The demon knew something, but didn’t want to tell Reyes because of me. I had to fix that. How I was going to do that I have no idea, but I’ll figure it out.
A couple of blocks away from the demon’s house, I slow my pace.
It’s dark as shit. Even the stars have disappeared. I scan the heavens. Fog from the bay rolls up the hills, over-topping the entire neighborhood. By morning, it’ll hug the ground tight, but now, it looks like the wings of a massive angel of death.
Down the hill, I can see the city’s orange light reflecting off its underbelly, but right here, it’s pitch black as if the electricity was out.
When I round the corner, I skitter to a stop.
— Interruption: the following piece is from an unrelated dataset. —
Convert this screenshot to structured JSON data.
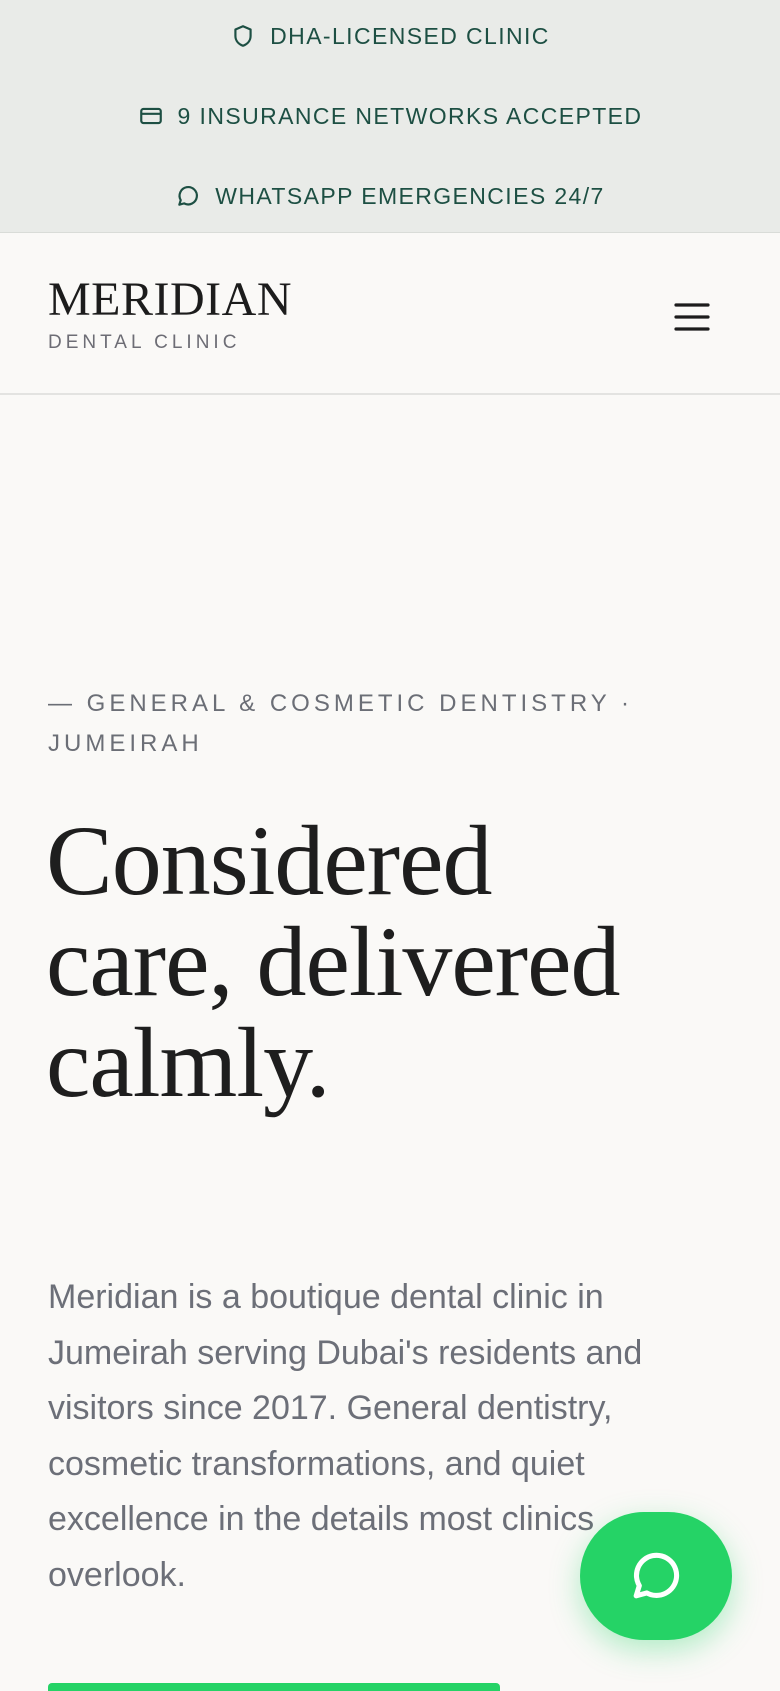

Lanterns hang from the tips of tree branches, setting Blyrthek’s house ablaze. Bright, hanging globes line the path up to the front door. A doorman, in coattails, tall hat, and swank leather boots, motions for me to come forward. He’s the Hungarian dude that gave Reyes the evil eye the day before.
I blink and something clicks near my left shoulder. I look, but there’s nothing there. When I turn back, the doorman is gone and the front door is open.
Was he real or had I imagined him?
Without giving it another thought, I run up the steps, my feet skimming over the stone as if I’m in a dream. Am I?
Inside, the house is so bright I have to squint. Pulling down the hood of my sweater to shade my eyes, I swear under my breath that this is a different house. Like a snake shedding its old skin, the furniture’s reds and golds nearly glow.
Someone in a feathered mask stands at the bottom of the staircase, pointing up the stairs. I know she’s the girl who led us in the first time because she’s sporting a black dress with a neck line so low and wide, she might as well just put her boobs on a shelf. I get moist thinking about what I can do with her when she gets old enough, but that clicking noise interrupts my day-dream.
I give the girl a nod and wink on my way up the stairs.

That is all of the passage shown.